Three out of every four teens aren’t getting enough exercise, and this lack is even more pronounced among female students. But, new research from the University of Georgia suggests, improving a school’s climate can increase physical activity among adolescents. School environments play a critical role in helping children develop healthy behaviors, like creating healthy eating habits, said lead study author Janani R. Thapa. And the same goes for physical activity.

Janani Thapa (Submitted photo)

By conducting a statewide survey, that included questions about physical activity levels and school climate, Thapa and her co-authors were able to test that relationship. The data included eight characteristics of climate: school connectedness, peer social support, adult social support, cultural acceptance, physical environment, school safety, peer victimization (bullying) and school support environment.

Overall, female students reported less physical activity than their male counterparts, only 35% were active compared to 57% of males. And physical activity declined steadily from ninth grade to 12th grade for both genders. One thing that stood out was the influence of bullying. Female students who reported being bullied were more likely to be physically active, while male students who reported being bullied were less likely to be physically active.

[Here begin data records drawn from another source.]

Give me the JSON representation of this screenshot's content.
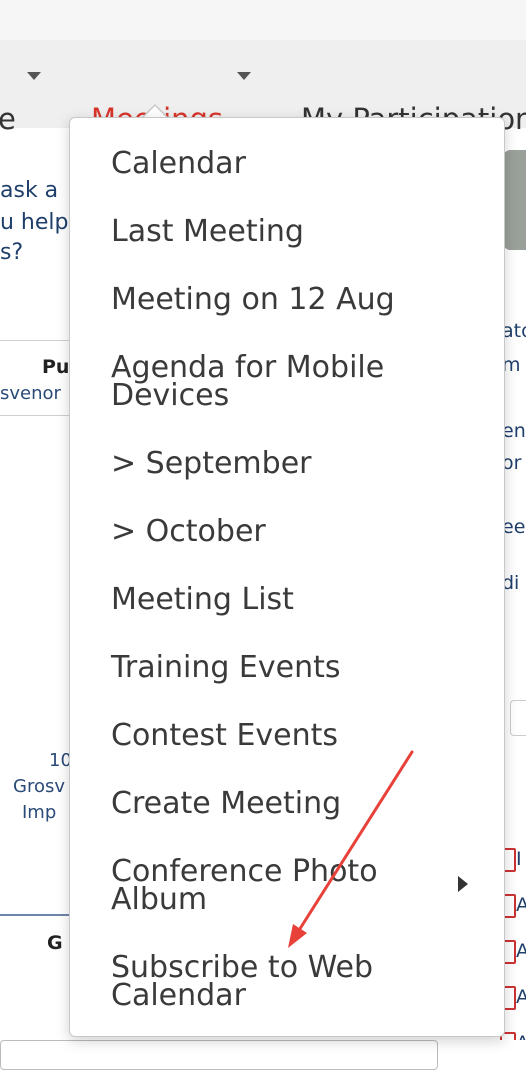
{
  "navbar": {
    "items": [
      {
        "label": "e"
      },
      {
        "label": "Meetings"
      },
      {
        "label": "My Participation"
      }
    ]
  },
  "background": {
    "left_text": [
      "ask a",
      "u help",
      "s?"
    ],
    "col_header": "Pu",
    "col_sub": "svenor",
    "address": [
      "10",
      "Grosv",
      "Imp"
    ],
    "lower_header": "G"
  },
  "right_strip": {
    "texts": [
      "ato",
      "m",
      "en",
      "or",
      "ee",
      "di"
    ],
    "badge_letters": [
      "I",
      "A",
      "A",
      "A",
      "A"
    ]
  },
  "dropdown": {
    "items": [
      {
        "label": "Calendar"
      },
      {
        "label": "Last Meeting"
      },
      {
        "label": "Meeting on 12 Aug"
      },
      {
        "label": "Agenda for Mobile Devices"
      },
      {
        "label": "> September"
      },
      {
        "label": "> October"
      },
      {
        "label": "Meeting List"
      },
      {
        "label": "Training Events"
      },
      {
        "label": "Contest Events"
      },
      {
        "label": "Create Meeting"
      },
      {
        "label": "Conference Photo Album",
        "has_submenu": true
      },
      {
        "label": "Subscribe to Web Calendar"
      }
    ]
  },
  "colors": {
    "accent_red": "#d8352a",
    "menu_text": "#3a3a3a",
    "annotation_arrow": "#e8413a"
  }
}
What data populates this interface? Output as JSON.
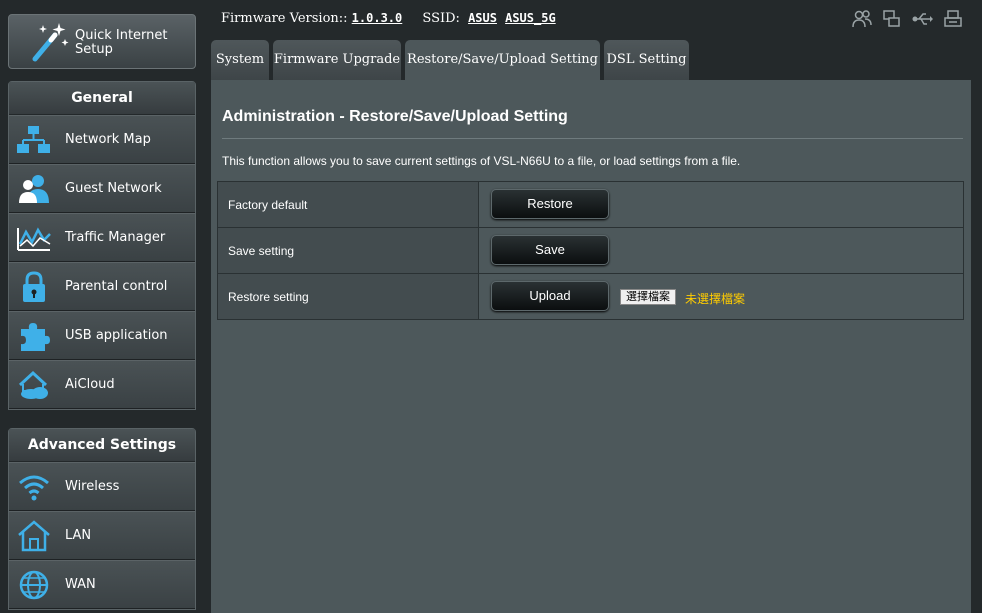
{
  "sidebar": {
    "quick_setup": {
      "label_line1": "Quick Internet",
      "label_line2": "Setup",
      "icon": "magic-wand-icon"
    },
    "general": {
      "title": "General",
      "items": [
        {
          "label": "Network Map",
          "icon": "network-map-icon"
        },
        {
          "label": "Guest Network",
          "icon": "guest-network-icon"
        },
        {
          "label": "Traffic Manager",
          "icon": "traffic-manager-icon"
        },
        {
          "label": "Parental control",
          "icon": "lock-icon"
        },
        {
          "label": "USB application",
          "icon": "puzzle-icon"
        },
        {
          "label": "AiCloud",
          "icon": "cloud-home-icon"
        }
      ]
    },
    "advanced": {
      "title": "Advanced Settings",
      "items": [
        {
          "label": "Wireless",
          "icon": "wifi-icon"
        },
        {
          "label": "LAN",
          "icon": "home-icon"
        },
        {
          "label": "WAN",
          "icon": "globe-icon"
        }
      ]
    }
  },
  "header": {
    "firmware_label": "Firmware Version::",
    "firmware_value": "1.0.3.0",
    "ssid_label": "SSID:",
    "ssid_1": "ASUS",
    "ssid_2": "ASUS_5G",
    "icons": [
      "users-icon",
      "windows-icon",
      "usb-icon",
      "printer-icon"
    ]
  },
  "tabs": [
    {
      "label": "System",
      "active": false
    },
    {
      "label": "Firmware Upgrade",
      "active": false
    },
    {
      "label": "Restore/Save/Upload Setting",
      "active": true
    },
    {
      "label": "DSL Setting",
      "active": false
    }
  ],
  "main": {
    "title": "Administration - Restore/Save/Upload Setting",
    "description": "This function allows you to save current settings of VSL-N66U to a file, or load settings from a file.",
    "rows": [
      {
        "label": "Factory default",
        "button": "Restore"
      },
      {
        "label": "Save setting",
        "button": "Save"
      },
      {
        "label": "Restore setting",
        "button": "Upload",
        "file_button": "選擇檔案",
        "file_status": "未選擇檔案"
      }
    ]
  },
  "colors": {
    "accent_blue": "#3fb0e8",
    "file_status": "#ffcc00",
    "content_bg": "#4d585b"
  }
}
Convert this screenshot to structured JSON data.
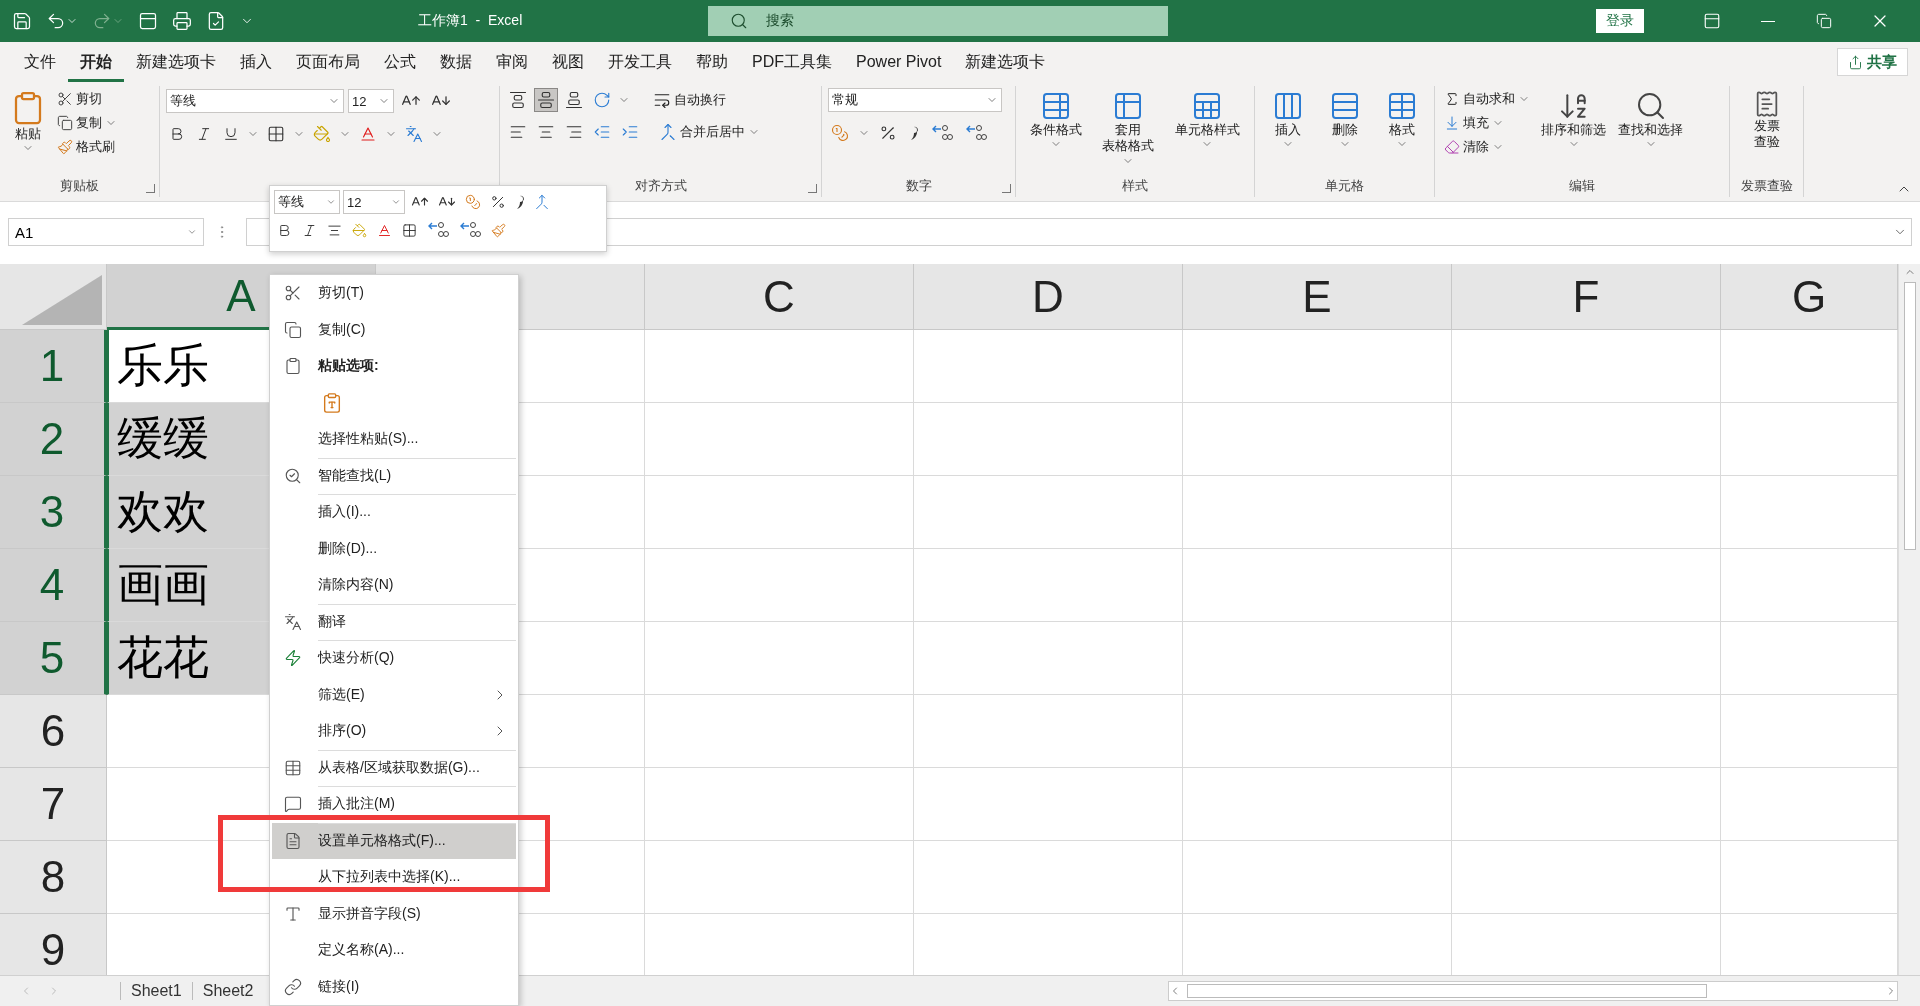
{
  "title_bar": {
    "title": "工作簿1  -  Excel",
    "search_placeholder": "搜索",
    "login_button": "登录"
  },
  "menu_tabs": [
    {
      "label": "文件",
      "selected": false
    },
    {
      "label": "开始",
      "selected": true
    },
    {
      "label": "新建选项卡",
      "selected": false
    },
    {
      "label": "插入",
      "selected": false
    },
    {
      "label": "页面布局",
      "selected": false
    },
    {
      "label": "公式",
      "selected": false
    },
    {
      "label": "数据",
      "selected": false
    },
    {
      "label": "审阅",
      "selected": false
    },
    {
      "label": "视图",
      "selected": false
    },
    {
      "label": "开发工具",
      "selected": false
    },
    {
      "label": "帮助",
      "selected": false
    },
    {
      "label": "PDF工具集",
      "selected": false
    },
    {
      "label": "Power Pivot",
      "selected": false
    },
    {
      "label": "新建选项卡",
      "selected": false
    }
  ],
  "share_button": "共享",
  "ribbon": {
    "clipboard": {
      "label": "剪贴板",
      "paste": "粘贴",
      "cut": "剪切",
      "copy": "复制",
      "format_painter": "格式刷"
    },
    "font": {
      "font_name": "等线",
      "font_size": "12"
    },
    "alignment": {
      "label": "对齐方式",
      "wrap_text": "自动换行",
      "merge_center": "合并后居中",
      "vertical_align": [
        {
          "selected": false
        },
        {
          "selected": true
        },
        {
          "selected": false
        }
      ]
    },
    "number": {
      "label": "数字",
      "format": "常规"
    },
    "styles": {
      "label": "样式",
      "buttons": [
        {
          "lines": [
            "条件格式"
          ]
        },
        {
          "lines": [
            "套用",
            "表格格式"
          ]
        },
        {
          "lines": [
            "单元格样式"
          ]
        }
      ]
    },
    "cells": {
      "label": "单元格",
      "buttons": [
        "插入",
        "删除",
        "格式"
      ]
    },
    "editing": {
      "label": "编辑",
      "autosum": "自动求和",
      "fill": "填充",
      "clear": "清除",
      "sort_filter": "排序和筛选",
      "find_select": "查找和选择"
    },
    "invoice": {
      "label": "发票查验",
      "button_lines": [
        "发票",
        "查验"
      ]
    }
  },
  "formula_bar": {
    "name_box": "A1"
  },
  "sheet": {
    "columns": [
      {
        "label": "A",
        "selected": true
      },
      {
        "selected": false
      },
      {
        "label": "C",
        "selected": false
      },
      {
        "label": "D",
        "selected": false
      },
      {
        "label": "E",
        "selected": false
      },
      {
        "label": "F",
        "selected": false
      },
      {
        "label": "G",
        "selected": false
      }
    ],
    "rows": [
      {
        "label": "1",
        "selected": true,
        "cell": {
          "value": "乐乐",
          "active": true
        }
      },
      {
        "label": "2",
        "selected": true,
        "cell": {
          "value": "缓缓",
          "active": false
        }
      },
      {
        "label": "3",
        "selected": true,
        "cell": {
          "value": "欢欢",
          "active": false
        }
      },
      {
        "label": "4",
        "selected": true,
        "cell": {
          "value": "画画",
          "active": false
        }
      },
      {
        "label": "5",
        "selected": true,
        "cell": {
          "value": "花花",
          "active": false
        }
      },
      {
        "label": "6",
        "selected": false
      },
      {
        "label": "7",
        "selected": false
      },
      {
        "label": "8",
        "selected": false
      },
      {
        "label": "9",
        "selected": false
      }
    ]
  },
  "mini_toolbar": {
    "font_name": "等线",
    "font_size": "12"
  },
  "context_menu": {
    "items": [
      {
        "kind": "item",
        "label": "剪切(T)",
        "separated": false,
        "highlighted": false,
        "submenu": false
      },
      {
        "kind": "item",
        "label": "复制(C)",
        "separated": false,
        "highlighted": false,
        "submenu": false
      },
      {
        "kind": "header",
        "label": "粘贴选项:",
        "separated": false,
        "highlighted": false,
        "submenu": false,
        "paste_buttons": [
          {
            "kind": "text_only"
          }
        ]
      },
      {
        "kind": "item",
        "label": "选择性粘贴(S)...",
        "separated": false,
        "highlighted": false,
        "submenu": false
      },
      {
        "kind": "item",
        "label": "智能查找(L)",
        "separated": true,
        "highlighted": false,
        "submenu": false
      },
      {
        "kind": "item",
        "label": "插入(I)...",
        "separated": true,
        "highlighted": false,
        "submenu": false
      },
      {
        "kind": "item",
        "label": "删除(D)...",
        "separated": false,
        "highlighted": false,
        "submenu": false
      },
      {
        "kind": "item",
        "label": "清除内容(N)",
        "separated": false,
        "highlighted": false,
        "submenu": false
      },
      {
        "kind": "item",
        "label": "翻译",
        "separated": true,
        "highlighted": false,
        "submenu": false
      },
      {
        "kind": "item",
        "label": "快速分析(Q)",
        "separated": true,
        "highlighted": false,
        "submenu": false
      },
      {
        "kind": "item",
        "label": "筛选(E)",
        "separated": false,
        "highlighted": false,
        "submenu": true
      },
      {
        "kind": "item",
        "label": "排序(O)",
        "separated": false,
        "highlighted": false,
        "submenu": true
      },
      {
        "kind": "item",
        "label": "从表格/区域获取数据(G)...",
        "separated": true,
        "highlighted": false,
        "submenu": false
      },
      {
        "kind": "item",
        "label": "插入批注(M)",
        "separated": true,
        "highlighted": false,
        "submenu": false
      },
      {
        "kind": "item",
        "label": "设置单元格格式(F)...",
        "separated": true,
        "highlighted": true,
        "submenu": false
      },
      {
        "kind": "item",
        "label": "从下拉列表中选择(K)...",
        "separated": false,
        "highlighted": false,
        "submenu": false
      },
      {
        "kind": "item",
        "label": "显示拼音字段(S)",
        "separated": false,
        "highlighted": false,
        "submenu": false
      },
      {
        "kind": "item",
        "label": "定义名称(A)...",
        "separated": false,
        "highlighted": false,
        "submenu": false
      },
      {
        "kind": "item",
        "label": "链接(I)",
        "separated": false,
        "highlighted": false,
        "submenu": false
      }
    ]
  },
  "sheet_tabs": [
    {
      "label": "Sheet1"
    },
    {
      "label": "Sheet2"
    }
  ],
  "highlight_box": {
    "shown": true
  }
}
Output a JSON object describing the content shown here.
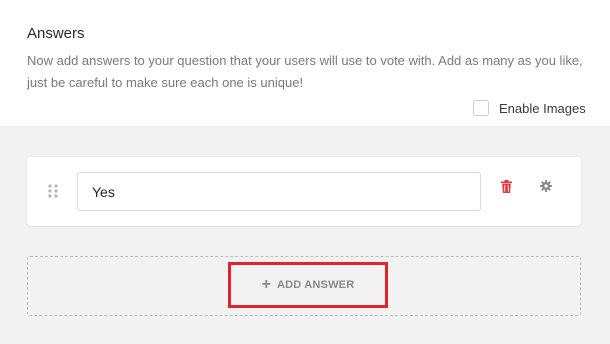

These findings suggest that K-12 schools that want to promote participation in physical activity should consider how to improve students’ sense of safety at school and bolster peer and adult support of exercise.

Co-authors include Justin Ingels, Kiran Thapa and Kathryn Chiang with UGA’s College of Public Health and Isha Metzger with UGA’s Department of Psychology in the Franklin College of Arts and Sciences.

The study, “School climate-related determinants of physical activity among high school girls and boys,” published in the Journal of Adolescence.